Mercedes-Benz retaliated against Alabama workers organizing for UAW, union says
In the midst of a campaign to organize Mercedes-Benz’s Tuscaloosa County auto plant, workers have filed charges of anti-union activity against them with the National Labor Relations Board.
The charges were not immediately viewable on the NLRB website, but according to a news release issued Tuesday, the workers claim retaliatory discipline for union activity and termination, as well as mandatory meetings where workers were made to watch videos with anti-union messages.
The United Auto Workers last month announced that more than half of the employees at Mercedes-Benz’s Vance plant have signed union authorization cards.
Attempts to contact Mercedes-Benz for comment were not immediately successful.
Lakeisha Carter, an employee at the Bibb County battery plant, said she has put in paperwork with the Family and Medical Leave Act “multiple times,” only to be told the paperwork was lost.
“I’m an outspoken union supporter and Mercedes illegally disciplined me for medical absences that were clearly covered by my FMLA requests. It’s just plain retaliation from Mercedes, but I’m not going to be intimidated,” Carter said in a news release.

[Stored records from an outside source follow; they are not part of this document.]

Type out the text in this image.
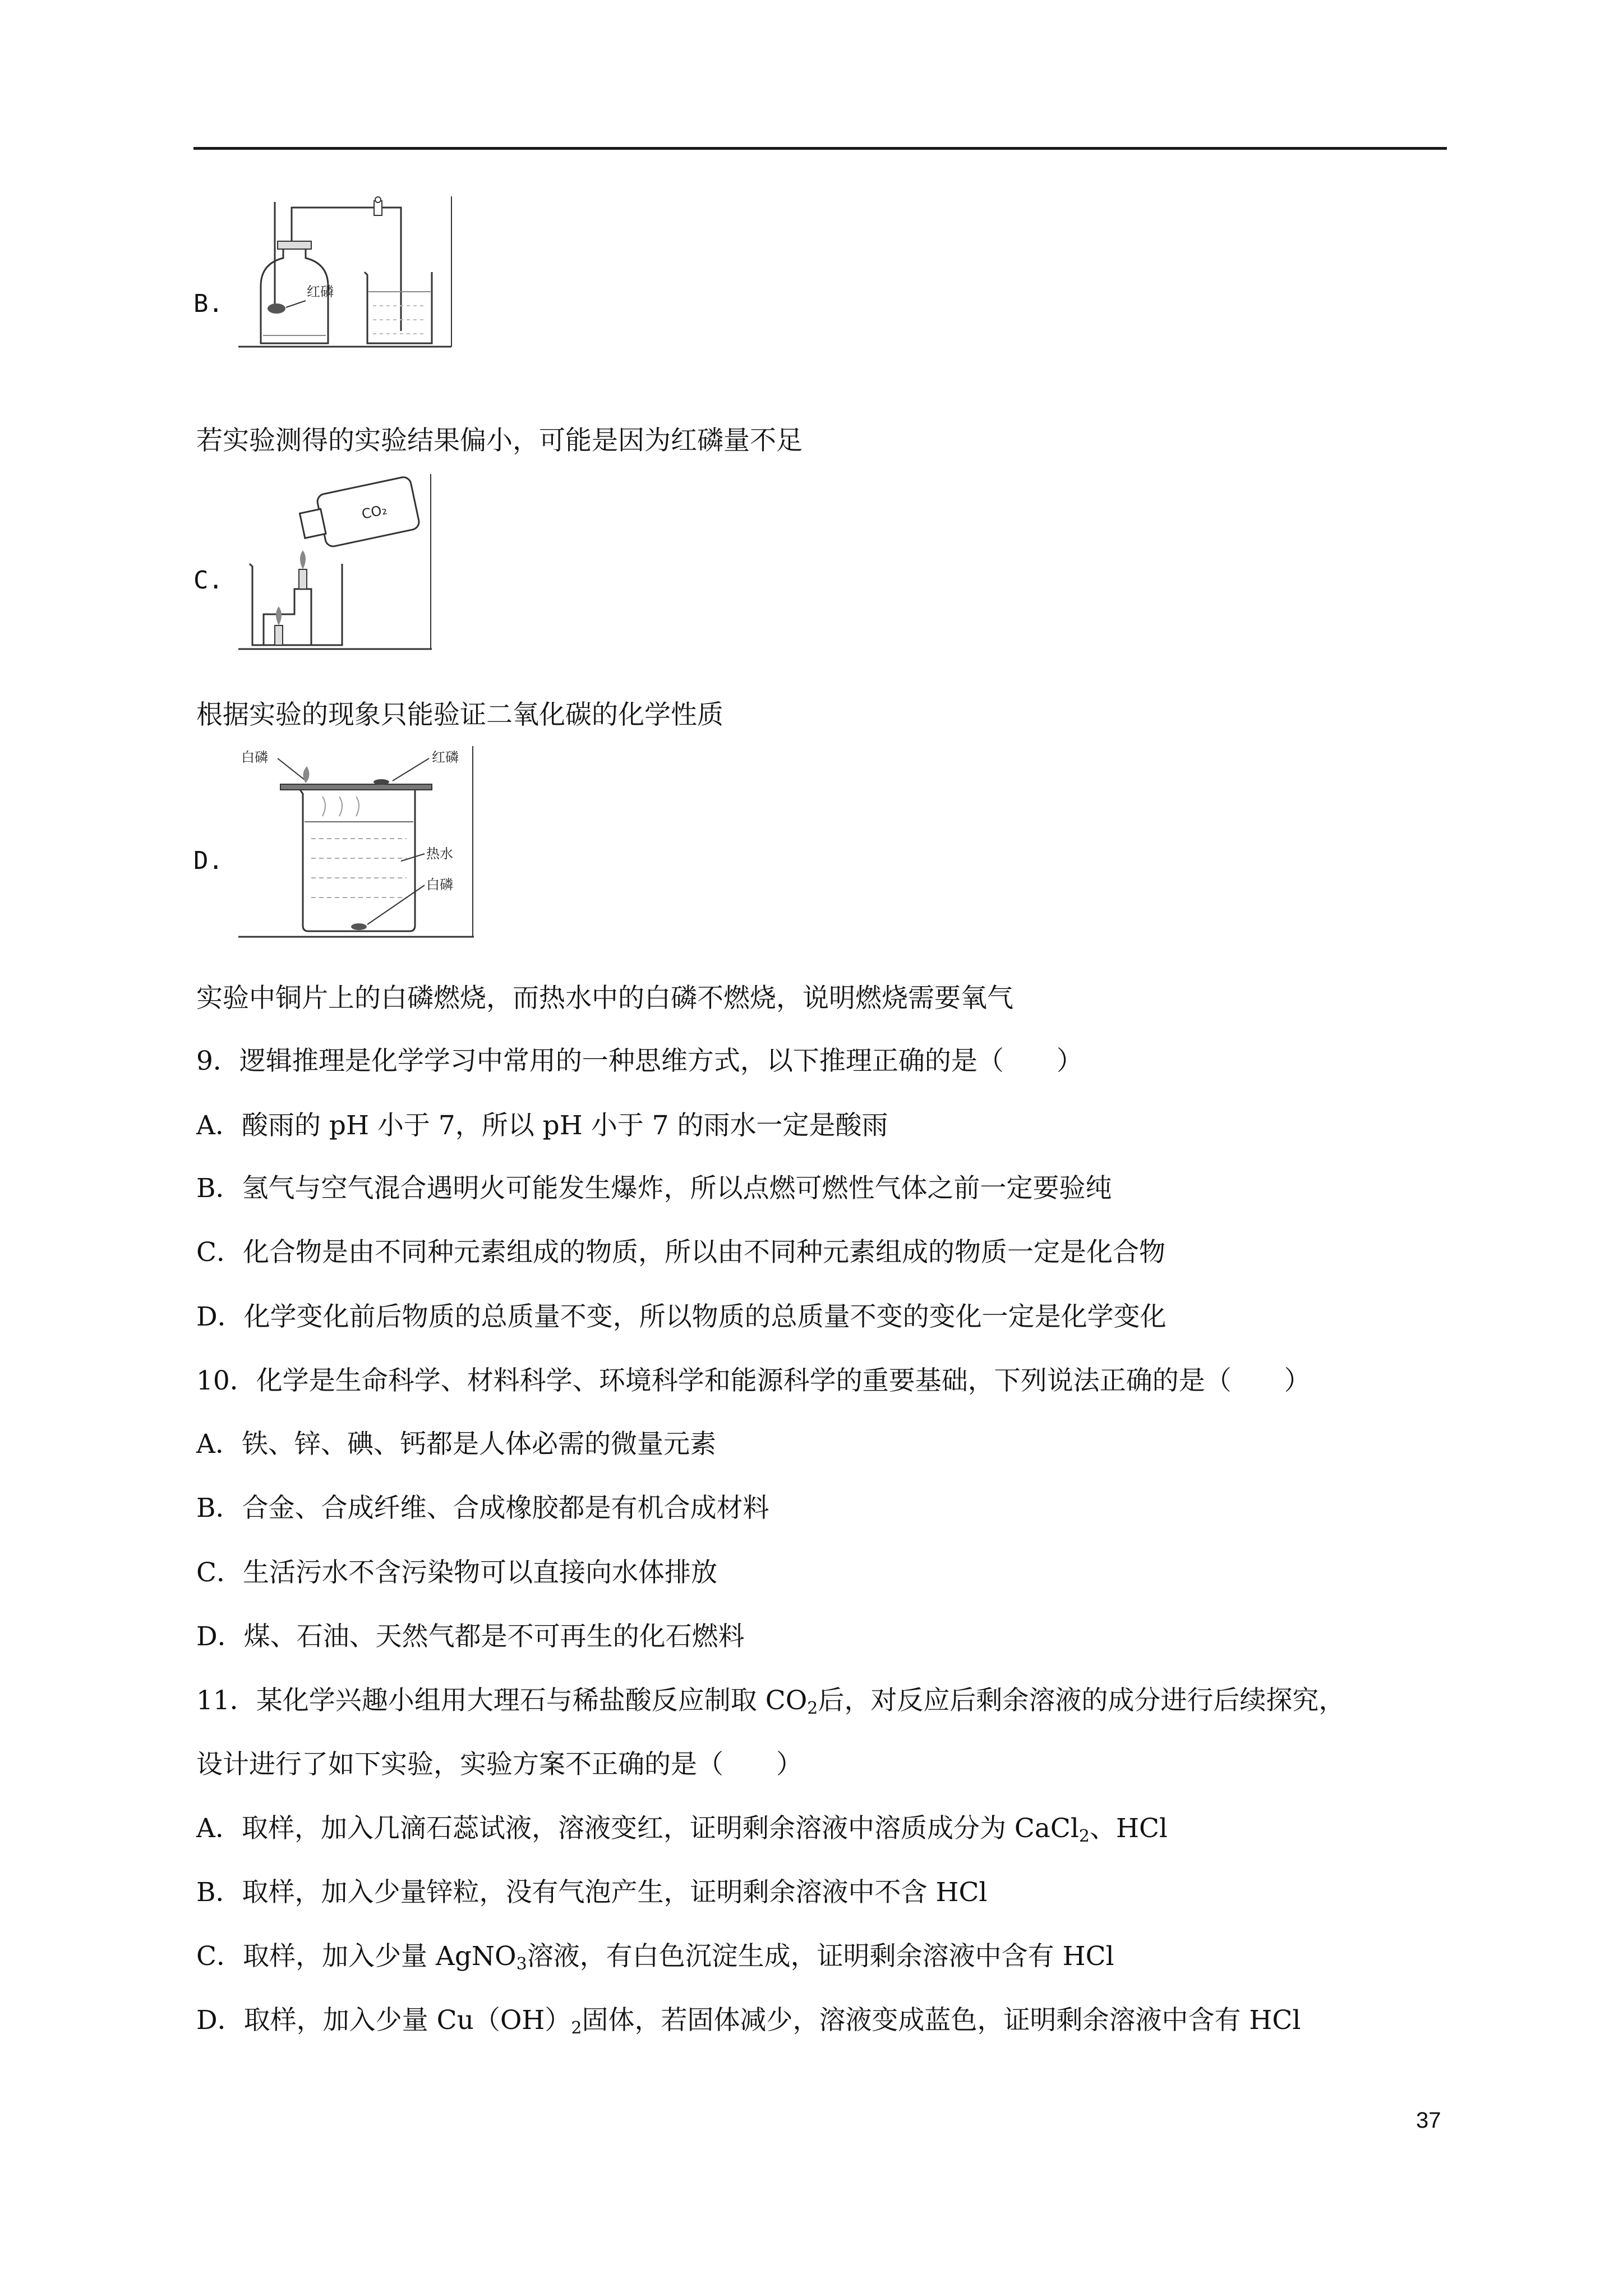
B.	红磷
若实验测得的实验结果偏小，可能是因为红磷量不足
C.
CO₂
根据实验的现象只能验证二氧化碳的化学性质
D.
白磷	红磷
热水
白磷
实验中铜片上的白磷燃烧，而热水中的白磷不燃烧，说明燃烧需要氧气
9．逻辑推理是化学学习中常用的一种思维方式，以下推理正确的是（　　）
A．酸雨的 pH 小于 7，所以 pH 小于 7 的雨水一定是酸雨
B．氢气与空气混合遇明火可能发生爆炸，所以点燃可燃性气体之前一定要验纯
C．化合物是由不同种元素组成的物质，所以由不同种元素组成的物质一定是化合物
D．化学变化前后物质的总质量不变，所以物质的总质量不变的变化一定是化学变化
10．化学是生命科学、材料科学、环境科学和能源科学的重要基础，下列说法正确的是（　　）
A．铁、锌、碘、钙都是人体必需的微量元素
B．合金、合成纤维、合成橡胶都是有机合成材料
C．生活污水不含污染物可以直接向水体排放
D．煤、石油、天然气都是不可再生的化石燃料
11．某化学兴趣小组用大理石与稀盐酸反应制取 $CO_2$后，对反应后剩余溶液的成分进行后续探究，
设计进行了如下实验，实验方案不正确的是（　　）
A．取样，加入几滴石蕊试液，溶液变红，证明剩余溶液中溶质成分为 CaCl$_2$、HCl
B．取样，加入少量锌粒，没有气泡产生，证明剩余溶液中不含 HCl
C．取样，加入少量 AgNO$_3$溶液，有白色沉淀生成，证明剩余溶液中含有 HCl
D．取样，加入少量 $Cu(OH)_2$固体，若固体减少，溶液变成蓝色，证明剩余溶液中含有 HCl
37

Another union supporter at the battery plant, Al Ezell, said he was given permission to have his phone on the factory floor in the event that his doctor called him about refilling his prescription. Ezell has stage 4 lung cancer, according to a news release.
Ezell said he was still disciplined for having his phone on the floor as part of the plant’s zero tolerance policy, which he said he was unaware of.
Another worker, Taylor Snipes, said he was fired for having his phone on the factory floor, despite being given permission in order to be in contact with his child’s daycare.
He said the action came after he spoke up about being made to attend meetings to watch “anti-union videos that are full of lies,” he said in a news release.
“During the meeting, I told management that it was suspicious that I was being called into the office on the same day that I spoke up in anti-union meeting,” Snipes said. “My manager said the two had nothing to do with one another, but then proceeded to aggressively interrogate me about why I support having a union.”
Mercedes-Benz, along with Hyundai’s Montgomery plant, are part of an ongoing campaign by the auto union to organize in Southern plants historically resistant to organizing. According to the union, more than 10,000 workers have signed union cards just this year.
On Monday, a union vote was scheduled for April 17 through 19 at Volkswagen’s Chattanooga plant, encompassing the factory’s 4,000 workers. Earlier this month, the union announced more than 70% of the plant’s workers had signed union cards, petitioning for an election.